Pursuant to the Guidance (FG24/3), the FCA’s expectations are that sustainability references should be:
- Correct and capable of being substantiated;
- Clear and presented in a way that can be understood;
- Complete – i.e. important information should not be omitted or hidden, and should consider the full life cycle of the product; and
- Fair and meaningful in their comparisons to other products.
The FCA have also published a consultation paper ‘Extending the SDR regime to Portfolio Management’. In this Consultation the FCA proposed extending the regime to those firms who perform portfolio management services. ‘Portfolio management services’ for this purpose includes managing investments (i.e. with discretion) or advising on investments or managing investments on a recurring or ongoing basis. However, given that the proposed scope “…does not include services where the clients are based overseas (i.e., those that either normally reside outside of the UK or have their registered office (or head office) outside of the UK). It also does not include portfolio management provided to a client that is a fund, or an Alternative Investment Fund Manager or management company for or on behalf of a fund (i.e., where the portfolio manager acts as a delegate)…” we have not explored this development in detail in this edition, but suffice it to say that the requirements largely mirror those introduced for asset managers in November 2023.
What next? Make sure marketing material has been reviewed for compliance with the new rule. This includes websites, pitch books, investor newsletters, DDQs etc
In other news –
Financial Crime Guide:
The FCA are proposing to update their Financial Crime Guide update with a focus ensuring robust and appropriate on governance arrangements within regulated firms to mitigate financial crime risk. This includes encompassing senior management accountability and oversight of outsourced functions. The updated guidance will also include the significance of transaction monitoring as a fundamental and necessary control.
What next? More to come on this from us and its impact once the FCA publish their amended text.
Financial Resilience Survey
Finally, the FCA’s financial resilience survey, pulled together nearly 14,000 responses (as of November 2023). including 1660 responses from the buy side, including alternatives and asset management firms.
Among other statistics, buy side firms reported the highest:
- Expected cash inflows (median) at c. £700k, and the highest estimated cash needs at c. £526k based on forward looking estimated for a three-month period. This led to the highest expected cash inflows less estimated cash needs (at approximately £185k)1;
- Net profit (median firm) at c. £95k2;
- Median revenue at just under £3m.
Buy side firms also had the second highest total liquidity resources (median) at c. £1m3.
Buy side firms had the second lowest percentage of firms that have negotiated extensions with creditors or delayed payments and reported the lowest take up of government backed loan schemes.
Overall, 74% of buy side firms taking part were profitable, based upon their P&L for the three months ending 29thSeptember, against a backdrop of 80% of all respondents across sectors being profitable. However, around 16% of asset management respondents expected reduced profits, with the majority of firms (approximately 57%) expecting decreases of between 1-25%.

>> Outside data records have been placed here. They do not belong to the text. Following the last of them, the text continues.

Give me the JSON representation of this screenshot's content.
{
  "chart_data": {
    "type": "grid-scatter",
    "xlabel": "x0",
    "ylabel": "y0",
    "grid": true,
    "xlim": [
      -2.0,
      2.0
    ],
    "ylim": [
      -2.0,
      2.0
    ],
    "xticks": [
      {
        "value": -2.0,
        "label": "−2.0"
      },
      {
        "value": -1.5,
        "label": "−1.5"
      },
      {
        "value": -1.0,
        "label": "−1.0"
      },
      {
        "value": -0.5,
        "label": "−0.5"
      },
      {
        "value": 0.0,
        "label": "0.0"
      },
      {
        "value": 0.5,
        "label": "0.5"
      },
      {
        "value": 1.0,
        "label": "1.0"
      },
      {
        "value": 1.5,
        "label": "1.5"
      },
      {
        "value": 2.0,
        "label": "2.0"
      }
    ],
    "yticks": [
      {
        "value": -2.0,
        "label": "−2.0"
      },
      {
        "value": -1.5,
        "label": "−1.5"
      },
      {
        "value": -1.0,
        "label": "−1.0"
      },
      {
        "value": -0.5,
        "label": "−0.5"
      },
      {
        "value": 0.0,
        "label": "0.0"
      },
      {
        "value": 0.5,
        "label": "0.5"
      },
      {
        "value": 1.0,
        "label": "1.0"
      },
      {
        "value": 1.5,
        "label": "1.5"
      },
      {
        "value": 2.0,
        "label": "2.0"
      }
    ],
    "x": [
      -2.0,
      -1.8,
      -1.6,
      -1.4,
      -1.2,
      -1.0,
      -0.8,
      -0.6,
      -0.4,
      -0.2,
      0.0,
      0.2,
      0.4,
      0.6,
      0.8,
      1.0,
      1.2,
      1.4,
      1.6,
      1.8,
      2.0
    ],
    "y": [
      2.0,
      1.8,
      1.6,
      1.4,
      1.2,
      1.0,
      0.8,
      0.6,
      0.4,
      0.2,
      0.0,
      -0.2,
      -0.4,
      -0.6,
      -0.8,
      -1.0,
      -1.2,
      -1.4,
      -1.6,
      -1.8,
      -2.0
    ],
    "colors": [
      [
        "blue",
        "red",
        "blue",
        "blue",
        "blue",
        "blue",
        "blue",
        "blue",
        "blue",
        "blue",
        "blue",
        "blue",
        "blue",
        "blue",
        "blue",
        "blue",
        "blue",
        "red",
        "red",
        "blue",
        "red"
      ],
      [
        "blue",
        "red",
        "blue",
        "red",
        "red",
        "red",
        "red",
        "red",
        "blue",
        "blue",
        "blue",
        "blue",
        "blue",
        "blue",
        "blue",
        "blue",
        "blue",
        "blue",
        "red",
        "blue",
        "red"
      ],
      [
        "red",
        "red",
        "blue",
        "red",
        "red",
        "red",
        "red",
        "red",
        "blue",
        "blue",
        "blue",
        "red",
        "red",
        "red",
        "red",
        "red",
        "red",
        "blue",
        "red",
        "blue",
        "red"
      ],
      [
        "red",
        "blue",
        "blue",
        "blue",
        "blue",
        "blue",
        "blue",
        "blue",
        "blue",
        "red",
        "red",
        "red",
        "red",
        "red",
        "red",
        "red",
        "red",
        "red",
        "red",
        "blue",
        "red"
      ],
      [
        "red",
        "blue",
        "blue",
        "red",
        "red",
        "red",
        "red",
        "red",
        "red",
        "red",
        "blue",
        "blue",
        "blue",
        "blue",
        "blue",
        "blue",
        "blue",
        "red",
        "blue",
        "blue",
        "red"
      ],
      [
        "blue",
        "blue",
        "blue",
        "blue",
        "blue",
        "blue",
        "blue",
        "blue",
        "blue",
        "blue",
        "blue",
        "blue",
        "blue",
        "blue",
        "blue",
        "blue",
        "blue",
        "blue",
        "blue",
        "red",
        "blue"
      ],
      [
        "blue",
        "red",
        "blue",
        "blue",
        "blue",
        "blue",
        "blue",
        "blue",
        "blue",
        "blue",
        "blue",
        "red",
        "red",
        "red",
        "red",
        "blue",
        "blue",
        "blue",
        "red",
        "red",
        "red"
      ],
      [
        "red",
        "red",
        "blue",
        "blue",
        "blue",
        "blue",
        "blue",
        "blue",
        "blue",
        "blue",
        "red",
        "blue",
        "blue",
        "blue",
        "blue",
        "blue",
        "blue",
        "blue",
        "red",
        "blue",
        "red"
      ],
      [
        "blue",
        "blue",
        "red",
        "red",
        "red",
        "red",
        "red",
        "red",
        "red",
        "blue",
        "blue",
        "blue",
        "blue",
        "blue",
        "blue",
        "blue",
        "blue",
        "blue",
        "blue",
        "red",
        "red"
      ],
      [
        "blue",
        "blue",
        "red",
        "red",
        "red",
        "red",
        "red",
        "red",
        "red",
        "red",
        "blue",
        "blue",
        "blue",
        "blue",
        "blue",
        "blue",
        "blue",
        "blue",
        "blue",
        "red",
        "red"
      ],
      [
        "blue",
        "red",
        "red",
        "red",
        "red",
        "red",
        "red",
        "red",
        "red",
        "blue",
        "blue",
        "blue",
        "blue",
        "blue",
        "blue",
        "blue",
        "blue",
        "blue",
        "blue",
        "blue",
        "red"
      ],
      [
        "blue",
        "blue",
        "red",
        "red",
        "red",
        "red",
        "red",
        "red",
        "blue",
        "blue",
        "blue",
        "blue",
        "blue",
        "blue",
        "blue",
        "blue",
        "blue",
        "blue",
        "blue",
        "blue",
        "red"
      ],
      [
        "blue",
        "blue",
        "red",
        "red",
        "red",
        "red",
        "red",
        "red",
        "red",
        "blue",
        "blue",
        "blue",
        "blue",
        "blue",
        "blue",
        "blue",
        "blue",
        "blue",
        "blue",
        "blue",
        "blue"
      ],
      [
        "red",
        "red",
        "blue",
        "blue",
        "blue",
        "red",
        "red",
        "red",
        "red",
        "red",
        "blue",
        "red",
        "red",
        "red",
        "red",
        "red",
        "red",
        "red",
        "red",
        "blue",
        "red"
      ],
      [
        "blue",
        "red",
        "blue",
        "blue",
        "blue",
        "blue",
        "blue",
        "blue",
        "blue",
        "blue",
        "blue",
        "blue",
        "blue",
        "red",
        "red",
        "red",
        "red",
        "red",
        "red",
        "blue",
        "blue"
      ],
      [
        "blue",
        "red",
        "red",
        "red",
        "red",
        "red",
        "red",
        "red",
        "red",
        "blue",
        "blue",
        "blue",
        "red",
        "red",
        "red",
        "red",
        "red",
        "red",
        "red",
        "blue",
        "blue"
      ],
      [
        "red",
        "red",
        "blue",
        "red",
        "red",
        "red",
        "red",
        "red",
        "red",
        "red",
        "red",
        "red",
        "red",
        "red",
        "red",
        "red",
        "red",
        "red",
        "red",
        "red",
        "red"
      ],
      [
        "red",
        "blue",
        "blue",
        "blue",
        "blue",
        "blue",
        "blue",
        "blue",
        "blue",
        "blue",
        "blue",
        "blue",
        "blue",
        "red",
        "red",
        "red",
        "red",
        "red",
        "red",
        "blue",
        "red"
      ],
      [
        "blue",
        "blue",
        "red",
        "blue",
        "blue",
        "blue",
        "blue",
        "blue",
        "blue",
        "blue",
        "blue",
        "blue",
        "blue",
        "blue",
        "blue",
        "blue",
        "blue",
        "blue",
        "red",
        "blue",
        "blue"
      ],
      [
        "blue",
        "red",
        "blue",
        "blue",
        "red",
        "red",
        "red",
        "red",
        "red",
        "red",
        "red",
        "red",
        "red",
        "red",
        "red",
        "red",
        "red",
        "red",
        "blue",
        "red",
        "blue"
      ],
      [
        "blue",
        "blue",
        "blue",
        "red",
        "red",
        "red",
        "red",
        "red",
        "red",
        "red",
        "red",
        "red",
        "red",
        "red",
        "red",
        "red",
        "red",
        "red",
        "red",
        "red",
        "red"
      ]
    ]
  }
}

Finally, buy side firms were, generally, neutral as to the impact of the macroeconomic environment at the time of the survey (c. 78% of respondents), with 20% feeling negative – though negative, neutral, and positive are inherently subjective – broadly agreeing to the overall all respondent consensus (72% and approximately 24% respectively).
What next? Thankfully, no actions required, but we thought it might be interesting food for thought, and perhaps something that the FCA will take as evidence that the AIFMD, MiFID and (maligned) Investment Firm Prudential Regimes are working effectively.